Angie and Al followed up with the Foundation and requested more information and brochures. The Crowl family eventually became members of the Foundation and decided to attend a support group in 2001.

 “We attended one meeting. It was scary because people were in the advanced stages of the disease,” said Angie. “We were wondering when that would happen to Al because at that time his involvement hadn’t progressed that much. I’ll never forget that. We didn’t know where to turn.  Any information they had, they gave us.”

  They also embarked on their own research project.

 “We found The Scleroderma Book: A Guide for Patients and Families by Dr. Maureen Mayes at the local library. It answered so many questions about his body and the changes that were happening.”

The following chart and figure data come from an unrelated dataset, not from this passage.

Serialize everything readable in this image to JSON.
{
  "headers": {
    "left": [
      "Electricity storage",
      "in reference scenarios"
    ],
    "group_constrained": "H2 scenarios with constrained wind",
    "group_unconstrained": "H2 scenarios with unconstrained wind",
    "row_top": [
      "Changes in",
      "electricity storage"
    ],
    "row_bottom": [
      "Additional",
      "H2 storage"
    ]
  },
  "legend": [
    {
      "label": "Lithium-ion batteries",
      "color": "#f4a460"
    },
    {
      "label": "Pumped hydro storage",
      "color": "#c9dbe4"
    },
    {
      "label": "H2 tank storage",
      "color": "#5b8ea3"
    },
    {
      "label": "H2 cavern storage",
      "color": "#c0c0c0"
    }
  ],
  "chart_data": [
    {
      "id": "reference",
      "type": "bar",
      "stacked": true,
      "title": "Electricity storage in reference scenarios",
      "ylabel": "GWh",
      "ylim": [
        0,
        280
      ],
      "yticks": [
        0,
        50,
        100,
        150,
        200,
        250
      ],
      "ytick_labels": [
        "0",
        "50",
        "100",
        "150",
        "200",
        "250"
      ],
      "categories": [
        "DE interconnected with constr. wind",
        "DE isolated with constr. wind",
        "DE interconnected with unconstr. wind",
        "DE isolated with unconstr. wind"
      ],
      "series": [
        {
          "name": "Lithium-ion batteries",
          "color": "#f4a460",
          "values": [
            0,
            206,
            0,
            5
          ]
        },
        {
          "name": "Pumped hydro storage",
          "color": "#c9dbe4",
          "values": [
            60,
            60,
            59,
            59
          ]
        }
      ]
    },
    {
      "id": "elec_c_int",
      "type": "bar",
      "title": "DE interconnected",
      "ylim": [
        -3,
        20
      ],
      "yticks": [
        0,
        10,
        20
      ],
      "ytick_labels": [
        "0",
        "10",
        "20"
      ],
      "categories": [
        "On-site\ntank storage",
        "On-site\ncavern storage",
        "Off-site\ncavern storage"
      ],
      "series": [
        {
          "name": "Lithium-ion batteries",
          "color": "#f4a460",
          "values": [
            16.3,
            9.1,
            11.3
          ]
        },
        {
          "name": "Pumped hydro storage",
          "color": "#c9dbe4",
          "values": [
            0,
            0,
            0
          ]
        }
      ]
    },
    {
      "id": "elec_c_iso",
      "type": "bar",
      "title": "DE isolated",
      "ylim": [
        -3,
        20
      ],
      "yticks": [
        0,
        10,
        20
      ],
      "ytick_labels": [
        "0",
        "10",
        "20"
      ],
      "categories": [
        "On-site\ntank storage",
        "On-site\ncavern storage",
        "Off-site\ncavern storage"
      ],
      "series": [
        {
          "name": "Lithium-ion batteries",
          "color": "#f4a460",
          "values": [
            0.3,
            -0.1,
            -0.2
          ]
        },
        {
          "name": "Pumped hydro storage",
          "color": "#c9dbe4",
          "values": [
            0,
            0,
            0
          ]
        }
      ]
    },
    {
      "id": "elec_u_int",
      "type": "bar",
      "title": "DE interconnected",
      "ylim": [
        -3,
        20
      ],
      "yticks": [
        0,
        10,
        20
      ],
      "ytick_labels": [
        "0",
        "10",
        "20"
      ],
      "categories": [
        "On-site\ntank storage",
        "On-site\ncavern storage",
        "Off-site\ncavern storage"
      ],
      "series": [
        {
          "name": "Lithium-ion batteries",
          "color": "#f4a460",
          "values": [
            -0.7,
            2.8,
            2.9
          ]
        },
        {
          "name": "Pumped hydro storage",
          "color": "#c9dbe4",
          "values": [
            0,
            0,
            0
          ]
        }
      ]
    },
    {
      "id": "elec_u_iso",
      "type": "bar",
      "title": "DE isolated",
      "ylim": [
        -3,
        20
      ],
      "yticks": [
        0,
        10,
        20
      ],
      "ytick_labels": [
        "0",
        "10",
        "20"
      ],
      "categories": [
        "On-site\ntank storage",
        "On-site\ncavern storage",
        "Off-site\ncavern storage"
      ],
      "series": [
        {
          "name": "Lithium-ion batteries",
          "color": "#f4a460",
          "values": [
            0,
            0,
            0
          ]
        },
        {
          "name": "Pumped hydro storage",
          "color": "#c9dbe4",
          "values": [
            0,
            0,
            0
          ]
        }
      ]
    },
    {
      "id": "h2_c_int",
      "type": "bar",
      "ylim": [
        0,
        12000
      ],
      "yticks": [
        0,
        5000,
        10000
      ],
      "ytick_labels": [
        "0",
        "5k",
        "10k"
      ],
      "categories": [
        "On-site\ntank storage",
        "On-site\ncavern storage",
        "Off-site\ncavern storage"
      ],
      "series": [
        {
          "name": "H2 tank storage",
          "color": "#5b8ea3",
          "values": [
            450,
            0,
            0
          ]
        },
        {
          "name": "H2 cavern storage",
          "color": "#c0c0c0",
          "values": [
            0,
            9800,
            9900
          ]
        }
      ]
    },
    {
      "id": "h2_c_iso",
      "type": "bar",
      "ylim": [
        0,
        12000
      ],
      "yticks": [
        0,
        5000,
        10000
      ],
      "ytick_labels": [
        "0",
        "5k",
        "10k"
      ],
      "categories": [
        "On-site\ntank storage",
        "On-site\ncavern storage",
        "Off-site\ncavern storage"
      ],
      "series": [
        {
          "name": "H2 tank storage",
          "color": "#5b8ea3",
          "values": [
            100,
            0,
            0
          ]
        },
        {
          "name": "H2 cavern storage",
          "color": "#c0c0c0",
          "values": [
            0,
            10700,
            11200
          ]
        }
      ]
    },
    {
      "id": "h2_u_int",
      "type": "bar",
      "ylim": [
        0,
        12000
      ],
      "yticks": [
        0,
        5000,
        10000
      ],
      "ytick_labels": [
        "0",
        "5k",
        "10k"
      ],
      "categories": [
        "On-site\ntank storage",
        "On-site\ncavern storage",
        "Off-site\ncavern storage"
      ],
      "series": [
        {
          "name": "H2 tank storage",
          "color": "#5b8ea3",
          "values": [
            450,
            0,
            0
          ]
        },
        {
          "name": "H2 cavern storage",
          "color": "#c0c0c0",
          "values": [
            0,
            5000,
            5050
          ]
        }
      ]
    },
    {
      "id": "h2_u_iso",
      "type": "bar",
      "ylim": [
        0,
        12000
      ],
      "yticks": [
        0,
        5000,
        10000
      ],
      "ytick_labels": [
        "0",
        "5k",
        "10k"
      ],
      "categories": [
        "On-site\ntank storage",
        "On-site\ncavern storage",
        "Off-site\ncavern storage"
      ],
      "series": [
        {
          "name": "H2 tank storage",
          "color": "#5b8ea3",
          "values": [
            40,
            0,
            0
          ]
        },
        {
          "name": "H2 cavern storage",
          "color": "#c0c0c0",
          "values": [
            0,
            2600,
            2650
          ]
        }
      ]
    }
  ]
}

 As Al’s skin thickened, he lost some mobility. It became particularly difficult for him to bend over. He also dealt with digital ulcers and hard-to-heal wounds, including one that kept him from sitting for more than half a year. It was that particular wound that was the hardest for him to deal with.

 “Al went to night school for twenty years to become an engineer. He finally got his degree in 1998. I was so proud of him,” said Angie. “He had had his eye on this particular high-performance muscle car for a long time. It was a 1972 wilderness green GTO. So I surprised him with it for his graduation.”

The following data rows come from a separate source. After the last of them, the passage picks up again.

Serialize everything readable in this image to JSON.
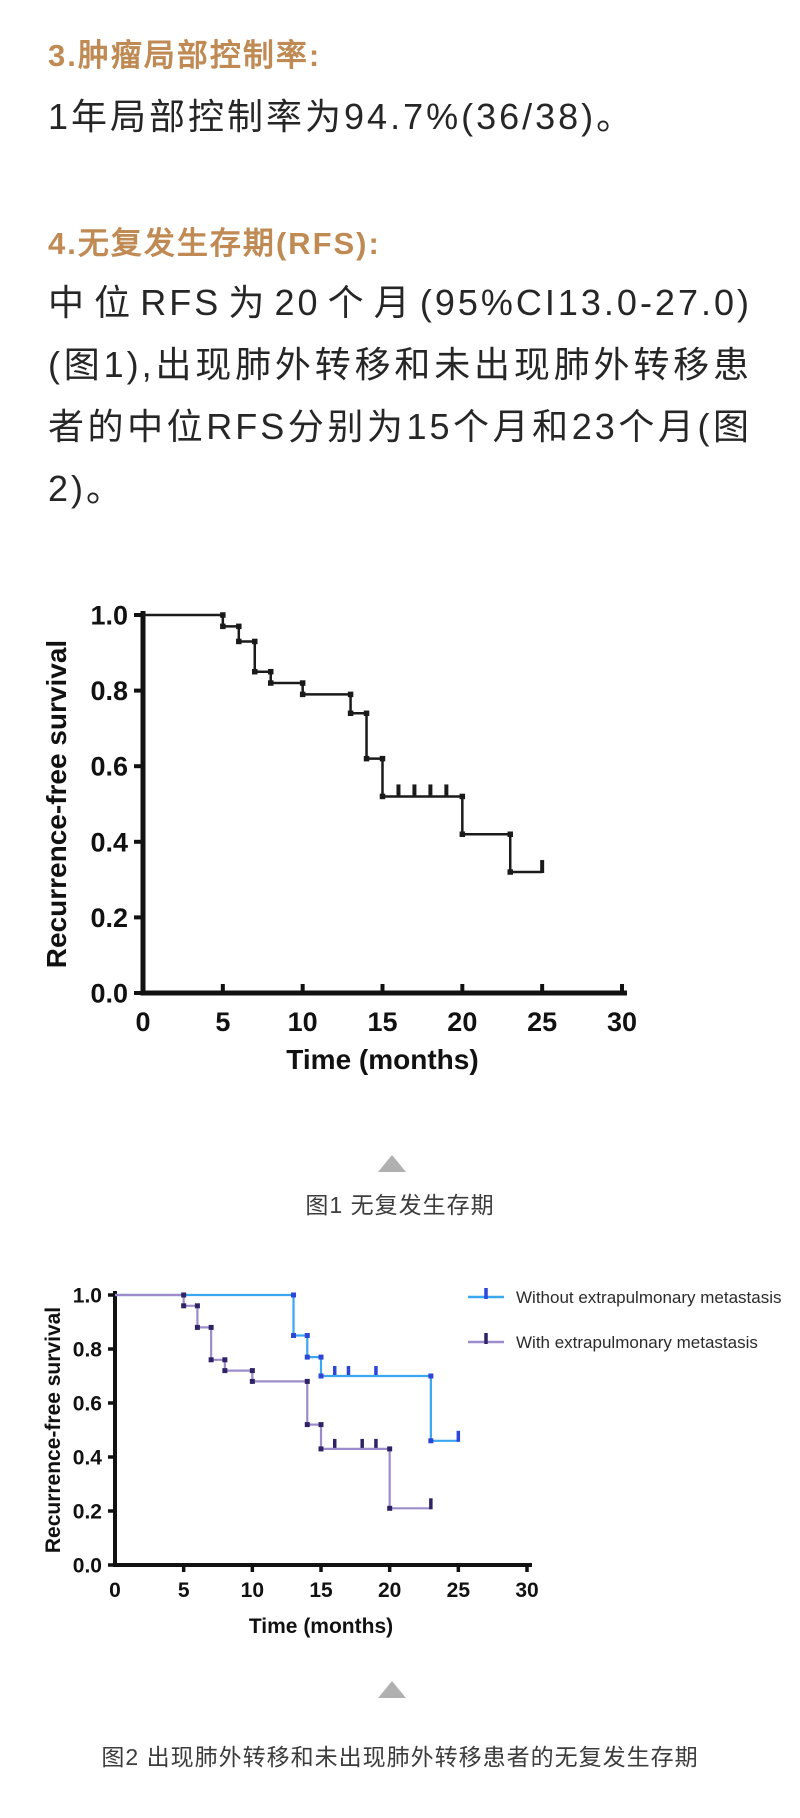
{
  "content": {
    "section3": {
      "heading": "3.肿瘤局部控制率:",
      "body": "1年局部控制率为94.7%(36/38)。"
    },
    "section4": {
      "heading": "4.无复发生存期(RFS):",
      "body": "中位RFS为20个月(95%CI13.0-27.0)(图1),出现肺外转移和未出现肺外转移患者的中位RFS分别为15个月和23个月(图2)。"
    },
    "figure1_caption": "图1 无复发生存期",
    "figure2_caption": "图2 出现肺外转移和未出现肺外转移患者的无复发生存期"
  },
  "colors": {
    "heading_accent": "#c08a54",
    "body_text": "#262626",
    "caption_text": "#3c3c3c",
    "triangle_gray": "#b0b0b0",
    "axis_black": "#111111",
    "km_black": "#1a1a1a",
    "km_blue": "#3aa7f0",
    "km_blue_dark": "#2b46d9",
    "km_purple": "#9d8ccc",
    "km_purple_dark": "#2f2366"
  },
  "chart_data": [
    {
      "type": "line",
      "subtype": "kaplan-meier-step",
      "title": "图1 无复发生存期",
      "xlabel": "Time (months)",
      "ylabel": "Recurrence-free survival",
      "xlim": [
        0,
        30
      ],
      "ylim": [
        0.0,
        1.0
      ],
      "xticks": [
        0,
        5,
        10,
        15,
        20,
        25,
        30
      ],
      "yticks": [
        0.0,
        0.2,
        0.4,
        0.6,
        0.8,
        1.0
      ],
      "ytick_labels": [
        "0.0",
        "0.2",
        "0.4",
        "0.6",
        "0.8",
        "1.0"
      ],
      "grid": false,
      "legend_position": "none",
      "series": [
        {
          "name": "",
          "color": "#1a1a1a",
          "censor_color": "#1a1a1a",
          "steps": [
            [
              0,
              1.0
            ],
            [
              5,
              0.97
            ],
            [
              6,
              0.93
            ],
            [
              7,
              0.85
            ],
            [
              8,
              0.82
            ],
            [
              10,
              0.79
            ],
            [
              13,
              0.74
            ],
            [
              14,
              0.62
            ],
            [
              15,
              0.52
            ],
            [
              20,
              0.42
            ],
            [
              23,
              0.32
            ]
          ],
          "censors": [
            [
              16,
              0.52
            ],
            [
              17,
              0.52
            ],
            [
              18,
              0.52
            ],
            [
              19,
              0.52
            ]
          ],
          "end_time": 25,
          "end_censored": true
        }
      ]
    },
    {
      "type": "line",
      "subtype": "kaplan-meier-step",
      "title": "图2 出现肺外转移和未出现肺外转移患者的无复发生存期",
      "xlabel": "Time (months)",
      "ylabel": "Recurrence-free survival",
      "xlim": [
        0,
        30
      ],
      "ylim": [
        0.0,
        1.0
      ],
      "xticks": [
        0,
        5,
        10,
        15,
        20,
        25,
        30
      ],
      "yticks": [
        0.0,
        0.2,
        0.4,
        0.6,
        0.8,
        1.0
      ],
      "ytick_labels": [
        "0.0",
        "0.2",
        "0.4",
        "0.6",
        "0.8",
        "1.0"
      ],
      "grid": false,
      "legend_position": "upper right",
      "series": [
        {
          "name": "Without extrapulmonary metastasis",
          "color": "#3aa7f0",
          "censor_color": "#2b46d9",
          "steps": [
            [
              0,
              1.0
            ],
            [
              13,
              0.85
            ],
            [
              14,
              0.77
            ],
            [
              15,
              0.7
            ],
            [
              23,
              0.46
            ]
          ],
          "censors": [
            [
              16,
              0.7
            ],
            [
              17,
              0.7
            ],
            [
              19,
              0.7
            ]
          ],
          "end_time": 25,
          "end_censored": true
        },
        {
          "name": "With extrapulmonary metastasis",
          "color": "#9d8ccc",
          "censor_color": "#2f2366",
          "steps": [
            [
              0,
              1.0
            ],
            [
              5,
              0.96
            ],
            [
              6,
              0.88
            ],
            [
              7,
              0.76
            ],
            [
              8,
              0.72
            ],
            [
              10,
              0.68
            ],
            [
              14,
              0.52
            ],
            [
              15,
              0.43
            ],
            [
              20,
              0.21
            ]
          ],
          "censors": [
            [
              16,
              0.43
            ],
            [
              18,
              0.43
            ],
            [
              19,
              0.43
            ]
          ],
          "end_time": 23,
          "end_censored": true
        }
      ]
    }
  ]
}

 After reconnecting with some old friends, the Crowl family came up with a brilliant idea for raising money and awareness for the Foundation. What better way to honor Al than with a car show?

 The first ever Cruise for a Cure took place in 2012 and has continued to grow.

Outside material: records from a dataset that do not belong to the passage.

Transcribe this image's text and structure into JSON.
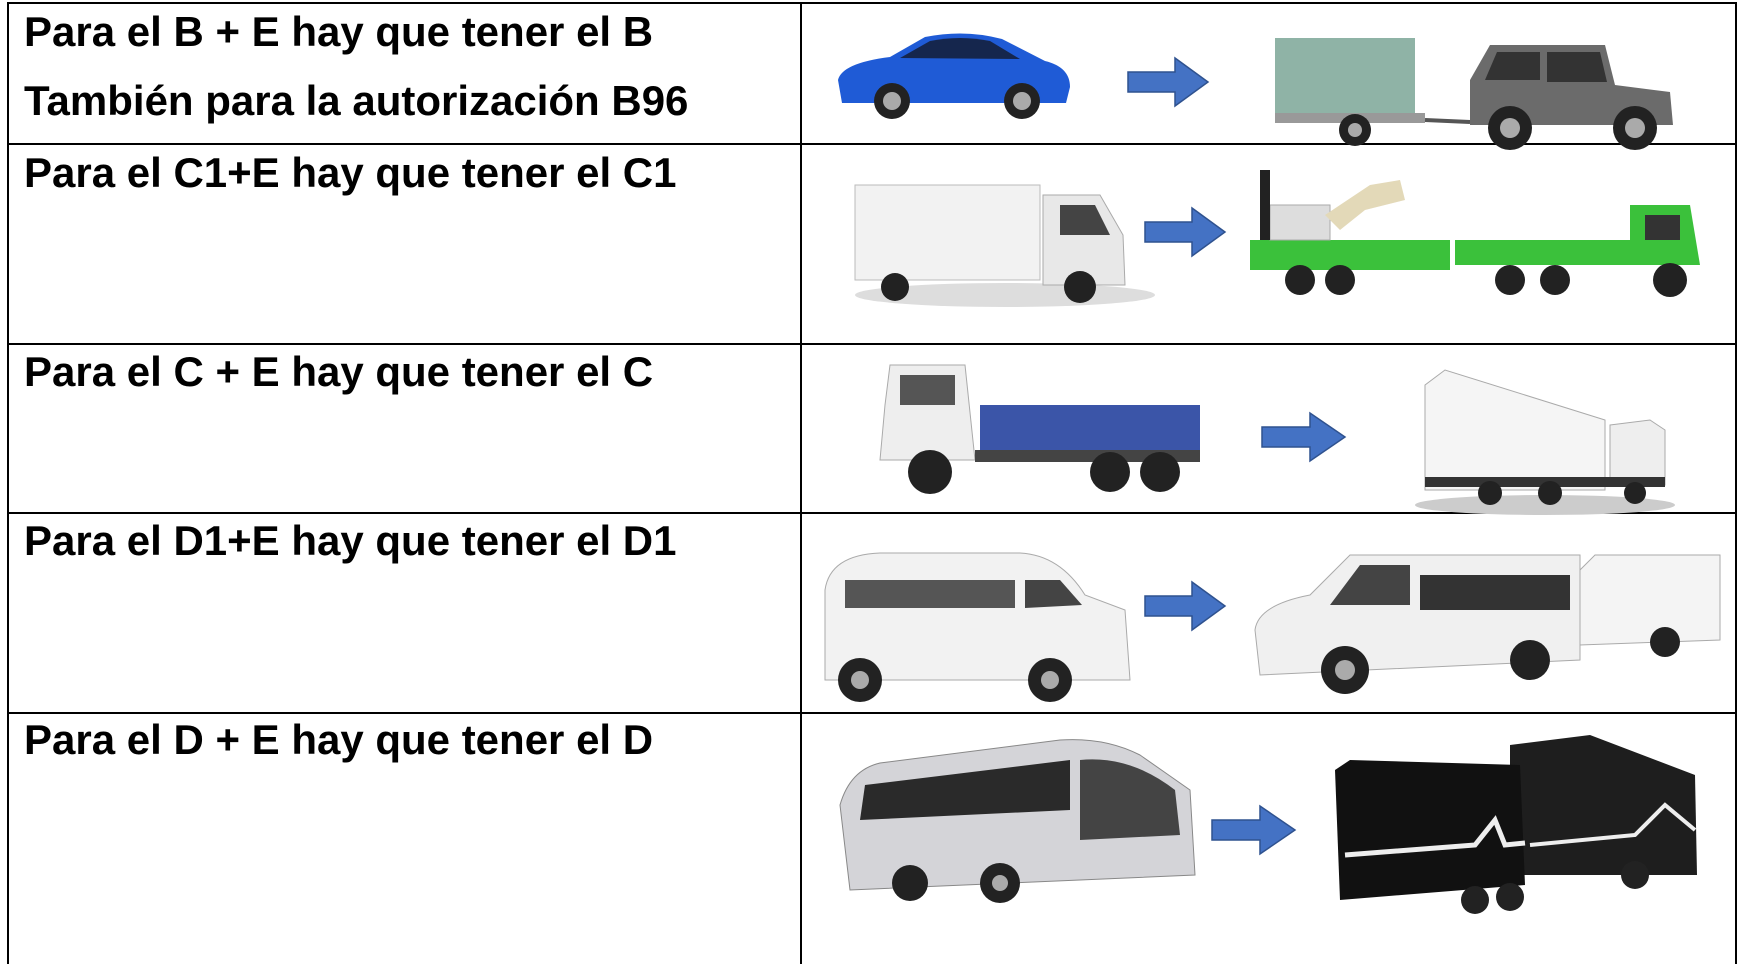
{
  "table": {
    "rows": [
      {
        "lines": [
          "Para el B + E hay que tener el B",
          "También para la autorización B96"
        ]
      },
      {
        "lines": [
          "Para el C1+E hay que tener el C1"
        ]
      },
      {
        "lines": [
          "Para el C + E hay que tener el C"
        ]
      },
      {
        "lines": [
          "Para el D1+E hay que tener el D1"
        ]
      },
      {
        "lines": [
          "Para el D + E hay que tener el D"
        ]
      }
    ]
  }
}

 “We started with a small committee of eight people and a lot of helpers,” Angie said with a smile. “The event is supported by friends and patients in our community and by businesses that we have connected with over the years. Our support system is growing. Our friends even come to support group meetings to support us. We are so thankful.”

 In addition to hosting the annual car show, Angie serves as the Wilmington, Delaware support group leader and is on the board of the Scleroderma Foundation’s Delaware Valley Chapter (SFDV).

 “Angie has been a valuable member of our community,” said Fee Sepahi, executive director, SFDV. “We can't thank her enough, as that particular event has continued to raise more and more revenue and awareness every year.”

Life certainly changed for the Crowl family. Instead of enjoying their beach house on the Elk River in Maryland and line dancing with their friends, their calendar was full of doctors appointments. But you never heard them complain.

 “Al never balked when I wanted to call the doctor. He never complained,” recalls Angie.  “Not even when he couldn’t sit down for months.”

 After a long and courageous, Al lost his battle to scleroderma this summer. 

 “It’s amazing how he stood up to all his challenges,” Angie says. “I can’t complain. He fought all the way to the end.”

The dedication, determination and hope that the Crowl family showed over the years is an inspiration for other families dealing with scleroderma.